Proactive safety action
Flight training organisation
Following the accident, the flight training organisation conducted flight tests to determine autopilot reaction to pilot flight control inputs. The results of that testing was shared with the ATSB. Following that testing RMIT amended its standard operating procedures to include the following:
Warning: Pilots are to note that if a force is applied to control column whilst the autopilot is engaged, that the aircraft’s autopilot system will trim against the control column force that the pilot has applied. This can lead the aircraft to be in a significantly mistrimmed situation, and loss of control is possible. The GFC700 Autopilot will give no audible indication when this mistrim situation is developing.
A staff meeting was also held on the 17 August 2016 to discuss the outcome of the flight testing of the autopilot system. It was emphasised to the flight instructors that they must make their students aware of the risks of manipulating the controls with the autopilot on as a mistrim will occur as a consequence. Emphasis was also placed on the need to ensure the autopilot system before take-off checklist was conducted correctly to ensure the correct mode selection and ability to overpower the system.
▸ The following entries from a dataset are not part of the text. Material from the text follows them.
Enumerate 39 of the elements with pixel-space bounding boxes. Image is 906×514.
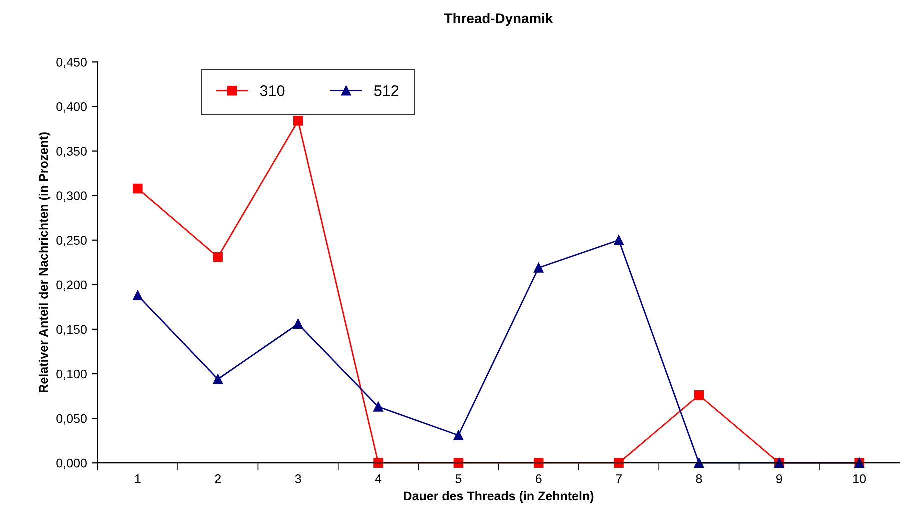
x-tick-label: 4 — [375, 474, 382, 484]
y-tick-label: 0,000 — [56, 458, 87, 470]
x-tick-label: 6 — [536, 474, 542, 484]
point — [133, 290, 143, 300]
y-tick-label: 0,200 — [56, 280, 87, 292]
y-axis-title: Relativer Anteil der Nachrichten (in Prozent) — [38, 132, 51, 393]
point — [293, 319, 304, 329]
x-tick-label: 9 — [776, 474, 782, 484]
y-tick-label: 0,100 — [56, 370, 87, 380]
point — [213, 374, 223, 384]
point — [133, 184, 143, 194]
point — [374, 402, 384, 412]
y-tick-label: 0,150 — [56, 325, 87, 336]
y-tick-label: 0,300 — [56, 192, 87, 202]
y-tick-label: 0,450 — [56, 58, 87, 68]
x-tick-label: 5 — [456, 474, 462, 484]
point — [614, 458, 624, 468]
legend-label: 310 — [260, 86, 285, 96]
x-tick-label: 1 — [135, 474, 141, 484]
point — [293, 116, 304, 126]
x-tick-label: 7 — [616, 474, 622, 484]
x-tick-label: 2 — [215, 474, 221, 484]
y-tick-label: 0,350 — [56, 147, 87, 158]
y-tick-label: 0,250 — [56, 236, 87, 247]
x-tick-label: 10 — [854, 474, 866, 484]
legend-label: 512 — [374, 86, 399, 96]
x-tick-label: 8 — [696, 474, 702, 484]
point — [694, 458, 704, 468]
point — [614, 236, 624, 246]
point — [534, 263, 544, 273]
y-tick-label: 0,400 — [56, 102, 87, 113]
x-axis-title: Dauer des Threads (in Zehnteln) — [404, 491, 594, 504]
point — [213, 252, 223, 262]
y-tick-label: 0,050 — [56, 414, 87, 425]
point — [454, 430, 464, 440]
point — [374, 458, 384, 468]
point — [694, 390, 704, 400]
chart-title: Thread-Dynamik — [444, 13, 554, 26]
x-tick-label: 3 — [295, 474, 302, 484]
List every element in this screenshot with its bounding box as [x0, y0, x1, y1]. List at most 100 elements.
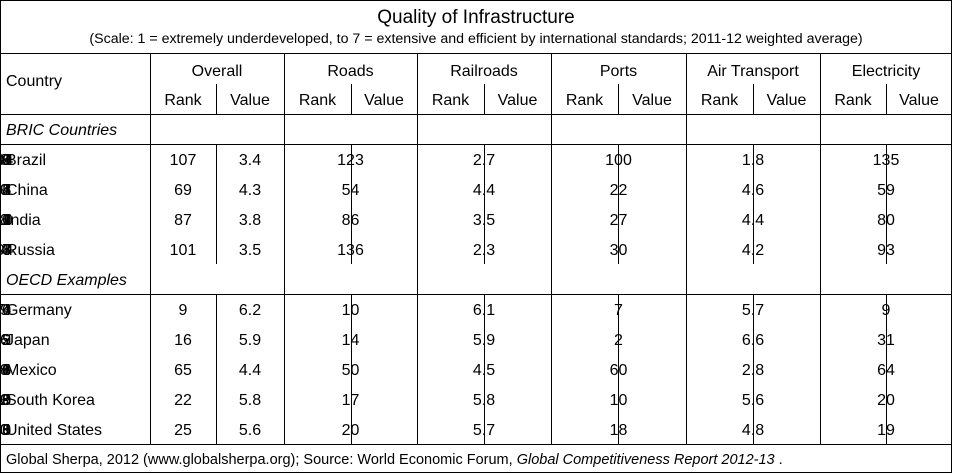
value-cell: 3.2 [0, 212, 11, 229]
rank-cell: 19 [0, 302, 9, 319]
value-cell: 2.7 [473, 152, 495, 169]
footer-report-title: Global Competitiveness Report 2012-13 [516, 452, 775, 468]
header-group-1: Roads [327, 63, 373, 80]
rank-cell: 107 [170, 152, 197, 169]
rank-cell: 14 [342, 332, 360, 349]
row-label: China [6, 182, 48, 199]
header-value-5: Value [899, 92, 939, 109]
rank-cell: 64 [877, 362, 895, 379]
value-cell: 4.7 [0, 212, 11, 229]
rank-cell: 19 [877, 422, 895, 439]
rank-cell: 86 [342, 212, 360, 229]
value-cell: 4.8 [742, 422, 764, 439]
value-cell: 4.5 [0, 182, 11, 199]
rank-cell: 31 [877, 332, 895, 349]
header-value-4: Value [767, 92, 807, 109]
value-cell: 6.0 [0, 422, 11, 439]
rank-cell: 87 [174, 212, 192, 229]
rank-cell: 68 [0, 152, 9, 169]
value-cell: 6.4 [0, 302, 11, 319]
rank-cell: 7 [614, 302, 623, 319]
rank-cell: 100 [605, 152, 632, 169]
value-cell: 2.6 [0, 152, 11, 169]
rank-cell: 33 [0, 422, 9, 439]
rank-cell: 123 [337, 152, 364, 169]
value-cell: 4.3 [0, 242, 11, 259]
footer-text: Global Sherpa, 2012 (www.globalsherpa.or… [6, 452, 517, 468]
rank-cell: 30 [610, 242, 628, 259]
rank-cell: 20 [342, 422, 360, 439]
header-value-3: Value [632, 92, 672, 109]
value-cell: 4.8 [0, 362, 11, 379]
value-cell: 4.2 [742, 242, 764, 259]
rank-cell: 60 [610, 362, 628, 379]
value-cell: 5.9 [0, 332, 11, 349]
rank-cell: 20 [877, 392, 895, 409]
rank-cell: 17 [342, 392, 360, 409]
value-cell: 3.8 [0, 242, 11, 259]
value-cell: 5.2 [0, 182, 11, 199]
value-cell: 5.3 [0, 332, 11, 349]
value-cell: 5.6 [0, 422, 11, 439]
rank-cell: 135 [873, 152, 900, 169]
rank-cell: 69 [174, 182, 192, 199]
row-label: India [6, 212, 41, 229]
header-group-2: Railroads [450, 63, 518, 80]
value-cell: 5.6 [742, 392, 764, 409]
rank-cell: 36 [0, 332, 9, 349]
rank-cell: 7 [0, 302, 5, 319]
header-value-0: Value [230, 92, 270, 109]
value-cell: 4.6 [0, 362, 11, 379]
rank-cell: 54 [342, 182, 360, 199]
chart-title: Quality of Infrastructure [377, 7, 575, 28]
rank-cell: 110 [0, 212, 13, 229]
rank-cell: 70 [0, 182, 9, 199]
value-cell: 6.2 [239, 302, 261, 319]
value-cell: 1.8 [742, 152, 764, 169]
rank-cell: 84 [0, 242, 9, 259]
section-label: OECD Examples [6, 272, 127, 289]
header-rank-4: Rank [701, 92, 739, 109]
header-rank-5: Rank [834, 92, 872, 109]
value-cell: 5.7 [473, 422, 495, 439]
value-cell: 4.5 [473, 362, 495, 379]
rank-cell: 104 [0, 242, 13, 259]
header-value-2: Value [498, 92, 538, 109]
chart-subtitle: (Scale: 1 = extremely underdeveloped, to… [89, 31, 863, 47]
rank-cell: 68 [0, 212, 9, 229]
value-cell: 5.6 [239, 422, 261, 439]
header-value-1: Value [364, 92, 404, 109]
rank-cell: 26 [0, 392, 9, 409]
header-group-0: Overall [192, 63, 243, 80]
header-rank-2: Rank [432, 92, 470, 109]
header-country: Country [6, 73, 62, 90]
value-cell: 2.8 [742, 362, 764, 379]
header-rank-0: Rank [164, 92, 202, 109]
header-group-3: Ports [600, 63, 637, 80]
row-label: Mexico [6, 362, 57, 379]
value-cell: 3.4 [239, 152, 261, 169]
rank-cell: 10 [342, 302, 360, 319]
rank-cell: 10 [610, 392, 628, 409]
rank-cell: 9 [179, 302, 188, 319]
value-cell: 5.9 [0, 392, 11, 409]
rank-cell: 16 [174, 332, 192, 349]
rank-cell: 25 [174, 422, 192, 439]
row-label: Brazil [6, 152, 46, 169]
rank-cell: 22 [610, 182, 628, 199]
rank-cell: 93 [877, 242, 895, 259]
value-cell: 5.9 [473, 332, 495, 349]
value-cell: 4.4 [0, 182, 11, 199]
section-label: BRIC Countries [6, 122, 117, 139]
footer-end: . [774, 452, 783, 468]
value-cell: 4.3 [239, 182, 261, 199]
rank-cell: 46 [0, 332, 9, 349]
value-cell: 4.4 [473, 182, 495, 199]
value-cell: 3.5 [239, 242, 261, 259]
rank-cell: 50 [342, 362, 360, 379]
row-label: Germany [6, 302, 72, 319]
value-cell: 5.8 [473, 392, 495, 409]
value-cell: 3.5 [473, 212, 495, 229]
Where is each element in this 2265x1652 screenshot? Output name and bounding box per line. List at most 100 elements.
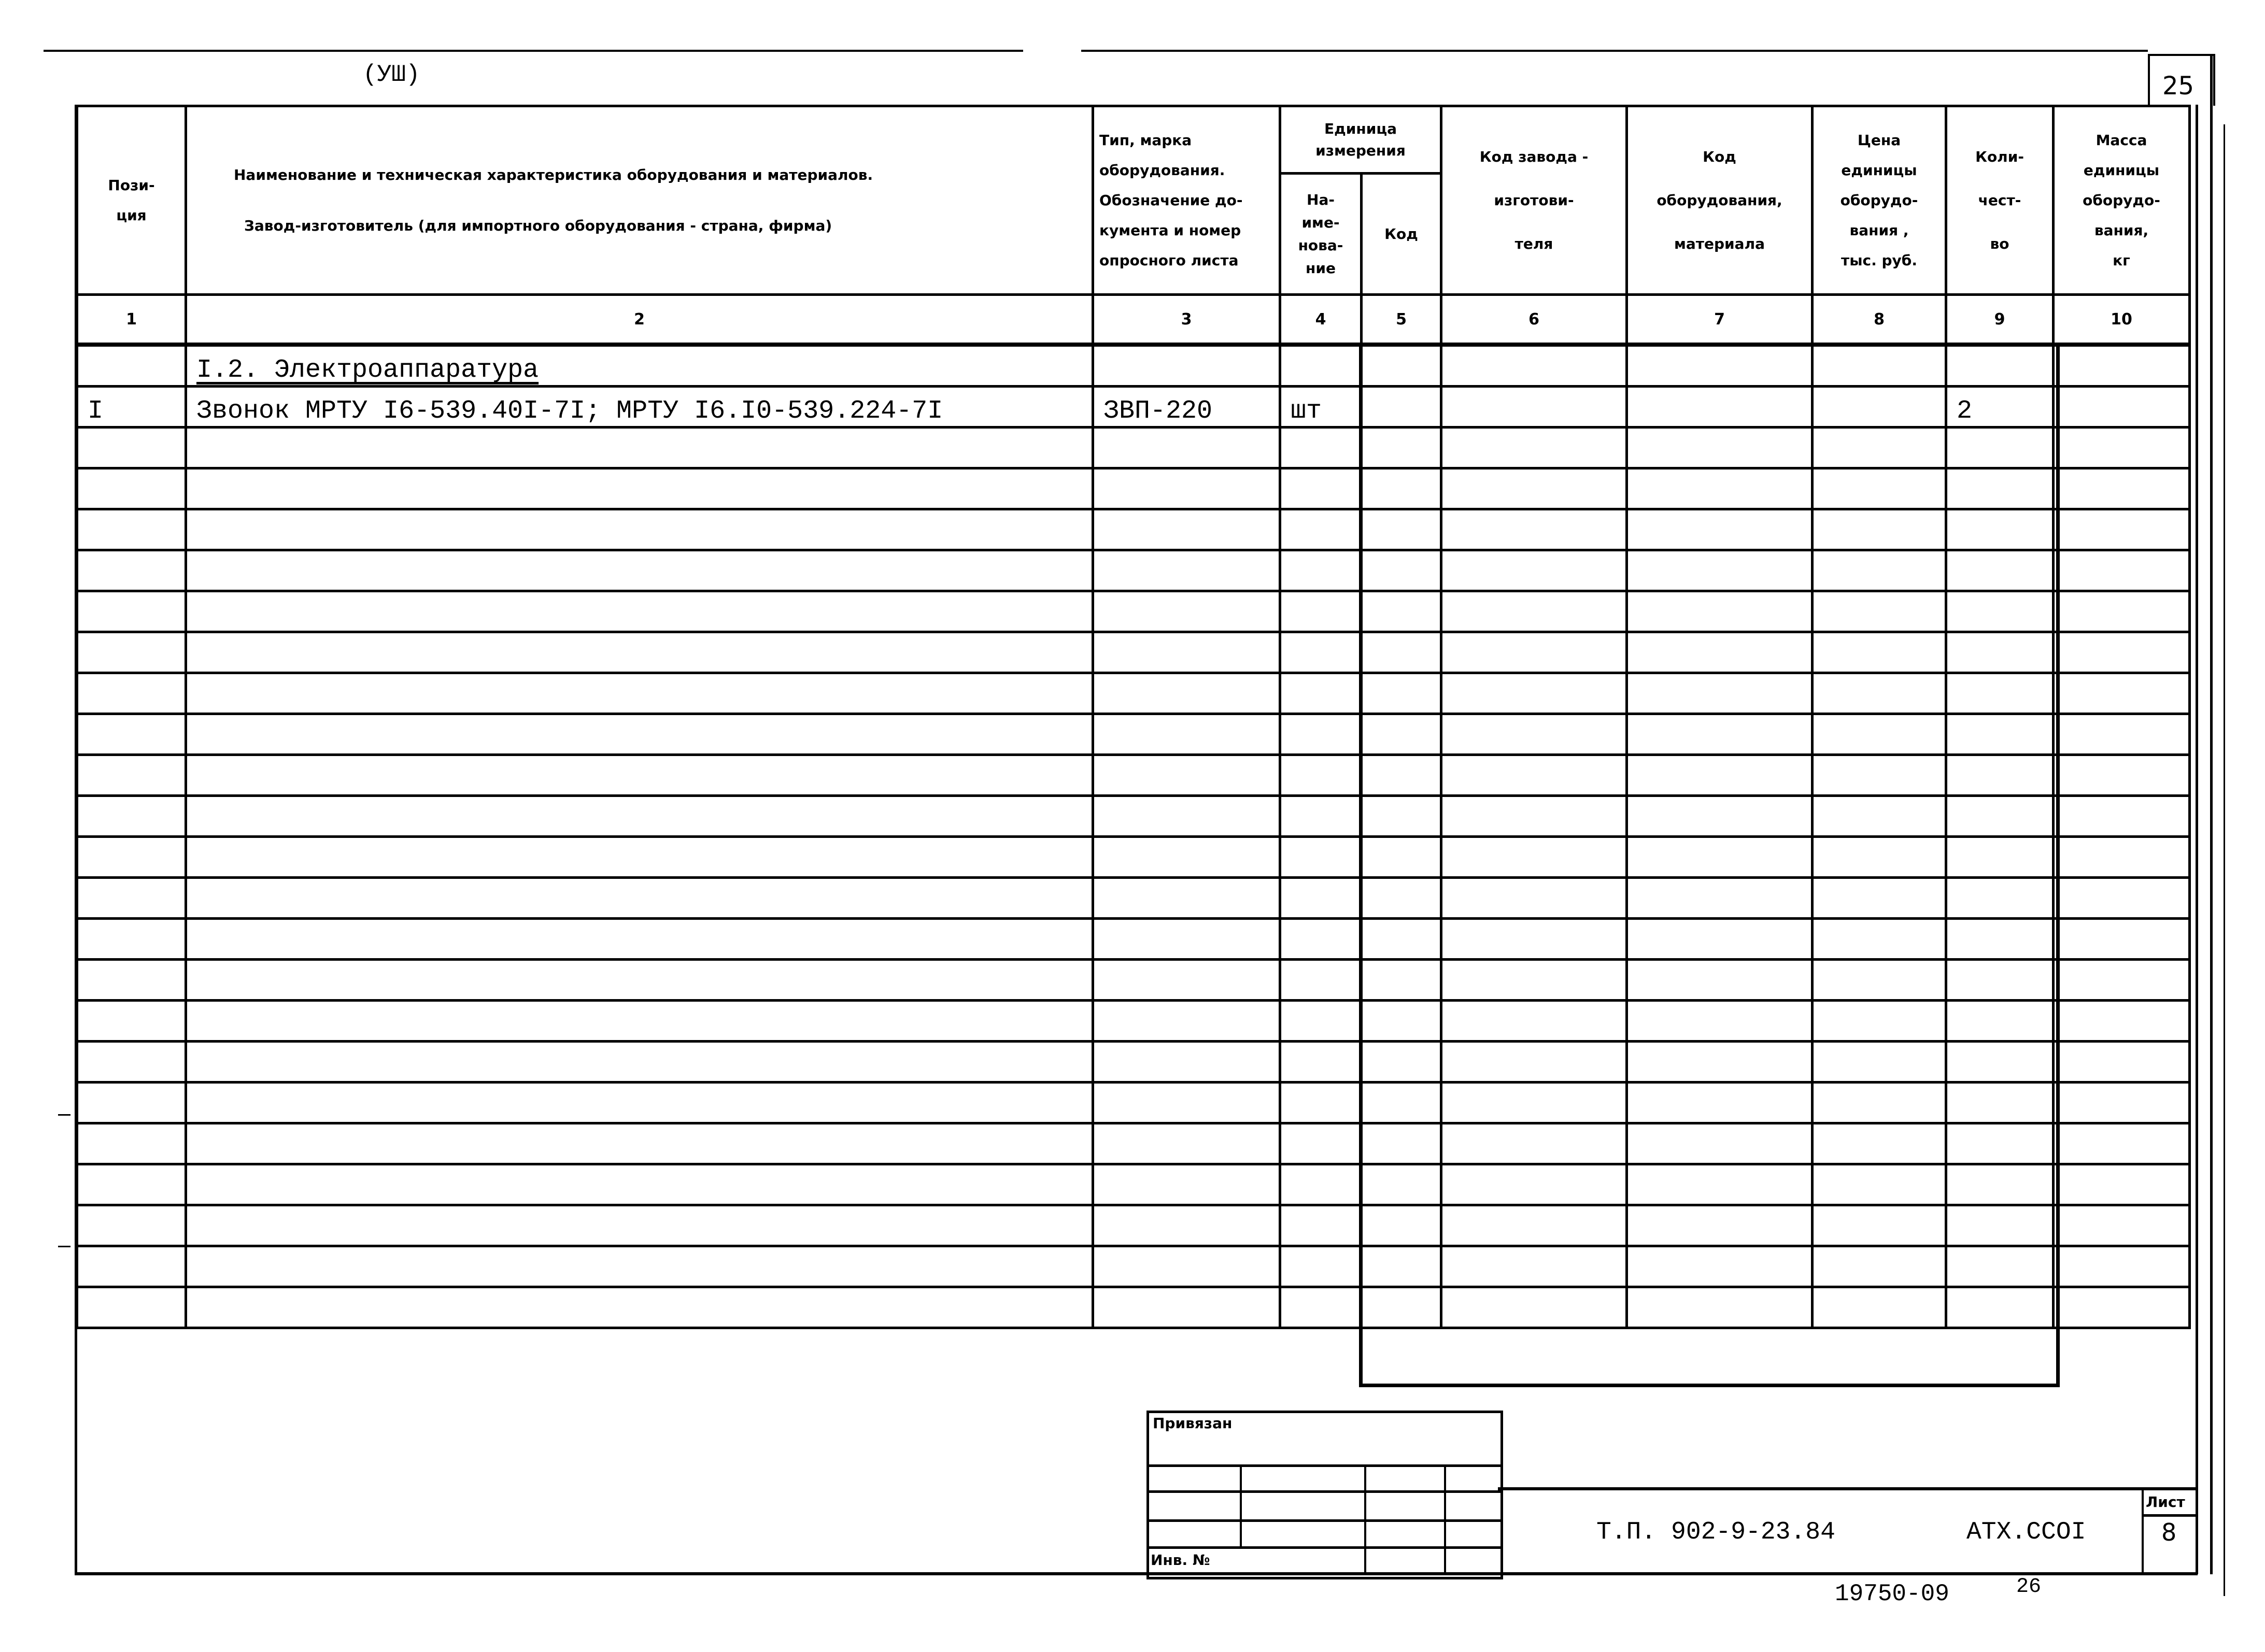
- cell-equipment-code: [1625, 1286, 1814, 1329]
- cell-position: [76, 794, 187, 838]
- cell-name: [185, 917, 1094, 961]
- outer-frame-right: [2210, 54, 2213, 1574]
- cell-position: [76, 1081, 187, 1124]
- cell-unit: [1279, 835, 1363, 879]
- cell-factory-code: [1440, 508, 1628, 551]
- cell-name: [185, 426, 1094, 469]
- stamp-divider: [1240, 1464, 1242, 1547]
- cell-quantity: [1945, 426, 2055, 469]
- cell-position: [76, 1204, 187, 1247]
- cell-type: [1092, 713, 1281, 756]
- header-name-line1: Наименование и техническая характеристик…: [234, 166, 873, 183]
- header-mass: Масса единицы оборудо- вания, кг: [2052, 105, 2191, 296]
- cell-position: [76, 467, 187, 510]
- cell-name: [185, 549, 1094, 592]
- cell-unit-code: [1360, 385, 1442, 429]
- table-row: [76, 835, 2191, 879]
- cell-name: [185, 958, 1094, 1002]
- column-number: 9: [1945, 293, 2055, 347]
- cell-quantity: [1945, 713, 2055, 756]
- cell-mass: [2052, 672, 2191, 715]
- cell-factory-code: [1440, 1245, 1628, 1288]
- linked-label: Привязан: [1153, 1415, 1233, 1432]
- cell-quantity: [1945, 753, 2055, 797]
- cell-equipment-code: [1625, 467, 1814, 510]
- cell-type: [1092, 1204, 1281, 1247]
- document-code: АТХ.ССОI: [1966, 1518, 2086, 1546]
- cell-quantity: [1945, 1245, 2055, 1288]
- cell-factory-code: [1440, 1163, 1628, 1206]
- stamp-divider: [1364, 1464, 1366, 1574]
- cell-quantity: [1945, 917, 2055, 961]
- table-row: [76, 794, 2191, 838]
- cell-unit-code: [1360, 958, 1442, 1002]
- cell-unit-code: [1360, 794, 1442, 838]
- cell-quantity: [1945, 835, 2055, 879]
- cell-factory-code: [1440, 713, 1628, 756]
- cell-equipment-code: [1625, 999, 1814, 1043]
- cell-mass: [2052, 1163, 2191, 1206]
- cell-mass: [2052, 343, 2191, 388]
- table-row: I.2. Электроаппаратура: [76, 343, 2191, 388]
- cell-price: [1811, 343, 1947, 388]
- cell-type: [1092, 508, 1281, 551]
- cell-factory-code: [1440, 958, 1628, 1002]
- cell-mass: [2052, 631, 2191, 674]
- cell-mass: [2052, 1204, 2191, 1247]
- cell-position: [76, 876, 187, 920]
- column-number: 8: [1811, 293, 1947, 347]
- cell-mass: [2052, 958, 2191, 1002]
- header-factory-code: Код завода - изготови- теля: [1440, 105, 1628, 296]
- cell-quantity: [1945, 1204, 2055, 1247]
- cell-unit: [1279, 508, 1363, 551]
- cell-price: [1811, 1040, 1947, 1084]
- page-number-box: [2148, 54, 2215, 106]
- cell-price: [1811, 631, 1947, 674]
- page-number: 25: [2162, 72, 2195, 101]
- margin-tick: [58, 1246, 70, 1247]
- title-block-top: [1498, 1487, 2196, 1490]
- top-rule-left: [44, 50, 1023, 52]
- table-row: [76, 1040, 2191, 1084]
- cell-price: [1811, 1286, 1947, 1329]
- cell-mass: [2052, 590, 2191, 633]
- cell-unit-code: [1360, 672, 1442, 715]
- table-row: [76, 590, 2191, 633]
- cell-unit-code: [1360, 999, 1442, 1043]
- cell-unit: шт: [1279, 385, 1363, 429]
- cell-mass: [2052, 835, 2191, 879]
- cell-equipment-code: [1625, 1040, 1814, 1084]
- cell-unit: [1279, 631, 1363, 674]
- column-number: 6: [1440, 293, 1628, 347]
- cell-type: [1092, 917, 1281, 961]
- cell-equipment-code: [1625, 508, 1814, 551]
- cell-equipment-code: [1625, 917, 1814, 961]
- cell-quantity: [1945, 508, 2055, 551]
- cell-price: [1811, 1163, 1947, 1206]
- cell-unit: [1279, 590, 1363, 633]
- cell-unit-code: [1360, 917, 1442, 961]
- scan-margin-line: [2224, 124, 2225, 1596]
- cell-factory-code: [1440, 876, 1628, 920]
- cell-unit: [1279, 1122, 1363, 1165]
- cell-type: [1092, 1245, 1281, 1288]
- cell-factory-code: [1440, 343, 1628, 388]
- cell-unit: [1279, 1204, 1363, 1247]
- cell-name: [185, 794, 1094, 838]
- cell-name: [185, 876, 1094, 920]
- cell-factory-code: [1440, 1286, 1628, 1329]
- cell-name: [185, 753, 1094, 797]
- cell-unit-code: [1360, 1286, 1442, 1329]
- cell-equipment-code: [1625, 794, 1814, 838]
- table-row: [76, 876, 2191, 920]
- cell-mass: [2052, 753, 2191, 797]
- cell-type: [1092, 426, 1281, 469]
- cell-type: [1092, 1163, 1281, 1206]
- cell-quantity: [1945, 590, 2055, 633]
- cell-name: [185, 1122, 1094, 1165]
- column-number: 10: [2052, 293, 2191, 347]
- cell-position: [76, 508, 187, 551]
- table-row: [76, 917, 2191, 961]
- cell-type: [1092, 999, 1281, 1043]
- document-number: Т.П. 902-9-23.84: [1596, 1518, 1835, 1546]
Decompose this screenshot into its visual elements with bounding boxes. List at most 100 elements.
A check of the safety management system was conducted in an effort to identify any other autopilot related issues. None were identified.
Sources and submissions
Sources of information
The sources of information during the investigation included the:
- flight training organisation
- pilot’s instructor
- witnesses near the accident site
- pilot operating in the area of the accident site
- Victorian Police Department
- Victorian Institute of Forensic Medicine
- Bureau of Meteorology (BoM)
- Airservices Australia
- aircraft manufacturer
- avionics manufacturer
- Civil Aviation Safety Authority (CASA)
- United States National Transportation Safety Board (NTSB) and Federal Aviation Administration (FAA).
US Department of Transportation, Federal Aviation Administration, FAA-H-8083-6, 2009, Advanced Avionics Handbook, Preface & Chapter 4-2.
U.S. Department of Transportation, Civil Aeromedical Institute, Federal Aviation Administration, Dennis B. Beringer & Howard C. Harris Jr. DOT/FAA/AM-97/24, 1997, Automation in General Aviation: Two Studies of Pilot Responses to Autopilot Malfunctions, pp. 2-3.
United Kingdom Civil Aviation Authority. (2013). Monitoring matters: Guidance on the development of pilot monitoring skills. Loss of control action group. CAA Paper 2013/02.
Under Part 4, Division 2 (Investigation Reports), Section 26 of the Transport Safety Investigation Act 2003 (the Act), the Australian Transport Safety Bureau (ATSB) may provide a draft report, on a confidential basis, to any person whom the ATSB considers appropriate. Section 26 (1) (a) of the Act allows a person receiving a draft report to make submissions to the ATSB about the draft report.
A draft of this report was provided to the pilot’s next of kin, the flight training organisation, the pilot’s instructor, the aircraft manufacturer, the avionics manufacturer, the NTSB, the BoM, the Victorian Coroner’s representative and CASA.
Submissions were received from the flight training organisation, the aircraft and avionics manufacturers and CASA. The submissions were reviewed and where considered appropriate, the text of the report was amended accordingly.